Abstract

This paper proposes to assess the representative quality of European Union decision-making by way of a micro-approach which traces the effectiveness of the mechanisms of representation that connect the European peoples to the decision-making process. In particular, it proposes to distinguish systematically between ‘upstream’ controls that delimit the mandate of political representatives and ‘downstream’ controls that allow political representatives to justify their decisions through deliberation. This approach is applied to the various phases of the making of the EU Constitutional Treaty and its dramatic failure due to the negative referendum verdicts in France and the Netherlands. Thus it is demonstrated that the EU Constitutional process has suffered from a lack of mechanisms for aligning politicians with public opinion.
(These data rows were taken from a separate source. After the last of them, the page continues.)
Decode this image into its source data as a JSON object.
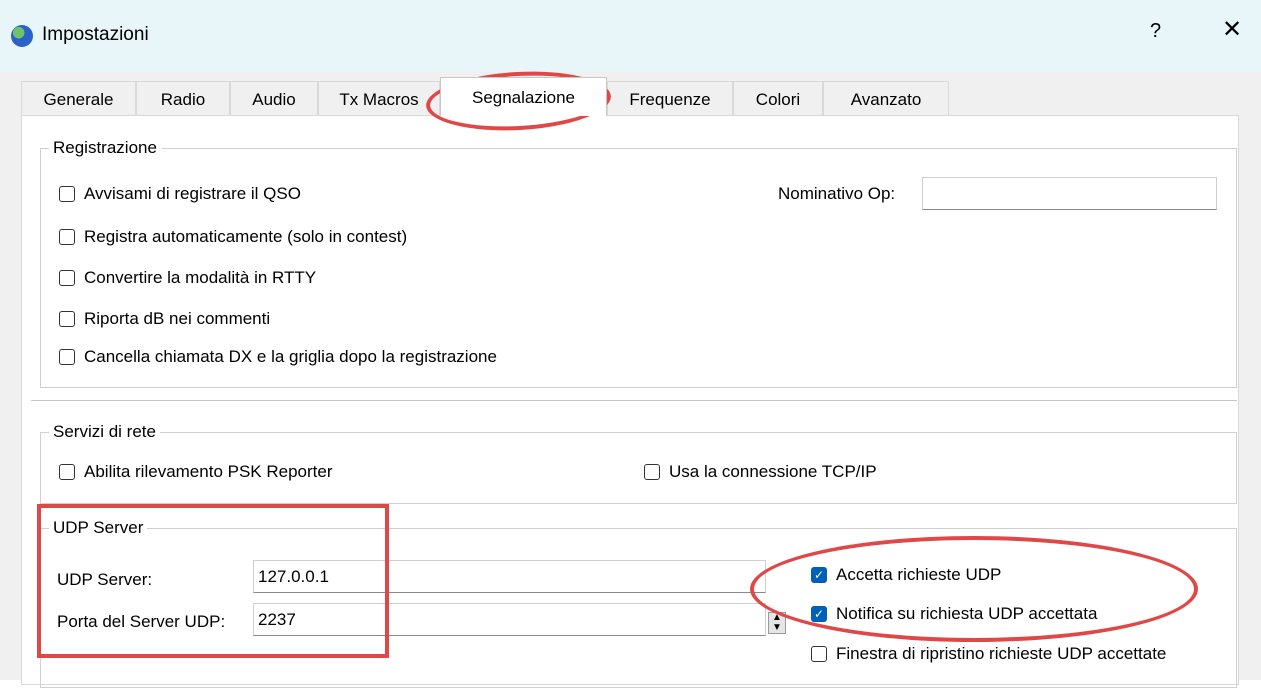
{
  "window": {
    "title": "Impostazioni",
    "help_label": "?",
    "close_label": "✕"
  },
  "tabs": [
    {
      "label": "Generale"
    },
    {
      "label": "Radio"
    },
    {
      "label": "Audio"
    },
    {
      "label": "Tx Macros"
    },
    {
      "label": "Segnalazione",
      "active": true
    },
    {
      "label": "Frequenze"
    },
    {
      "label": "Colori"
    },
    {
      "label": "Avanzato"
    }
  ],
  "registrazione": {
    "title": "Registrazione",
    "prompt_log": {
      "label": "Avvisami di registrare il QSO",
      "checked": false
    },
    "auto_log": {
      "label": "Registra automaticamente (solo in contest)",
      "checked": false
    },
    "rtty_mode": {
      "label": "Convertire la modalità in RTTY",
      "checked": false
    },
    "report_db": {
      "label": "Riporta dB nei commenti",
      "checked": false
    },
    "clear_dx": {
      "label": "Cancella chiamata DX e la griglia dopo la registrazione",
      "checked": false
    },
    "op_call_label": "Nominativo Op:",
    "op_call_value": ""
  },
  "servizi_rete": {
    "title": "Servizi di rete",
    "psk_reporter": {
      "label": "Abilita rilevamento PSK Reporter",
      "checked": false
    },
    "tcp_ip": {
      "label": "Usa la connessione TCP/IP",
      "checked": false
    }
  },
  "udp_server": {
    "title": "UDP Server",
    "server_label": "UDP Server:",
    "server_value": "127.0.0.1",
    "port_label": "Porta del Server UDP:",
    "port_value": "2237",
    "accept_requests": {
      "label": "Accetta richieste UDP",
      "checked": true
    },
    "notify_accepted": {
      "label": "Notifica su richiesta UDP accettata",
      "checked": true
    },
    "restore_window": {
      "label": "Finestra di ripristino richieste UDP accettate",
      "checked": false
    }
  },
  "colors": {
    "accent": "#005fb8",
    "annotation": "#e04848",
    "titlebar": "#e8f5f9"
  },
  "icons": {
    "app": "wsjt-globe-icon",
    "check": "checkmark-icon",
    "spinner": "spin-arrows-icon"
  }
}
In particular, ‘upstream’ controls fell short in the very conception of the process in the 2001 Laeken Declaration and in the negotiations in the Intergovernmental Conference. On the other hand, ‘downstream’ controls remained under-activated in the European Convention and came too late in the ratification phase. Thus the Laeken process emerges as a process involving drifting political elites that, once brought face to face with their democratic principals again, failed to convincingly justify their actions. As the superimposition of the various phases had the overall effect of blurring all lines of political control and accountability over the process, it was eventually to the people to pull the emergency brake to prevent its outcome from taking effect.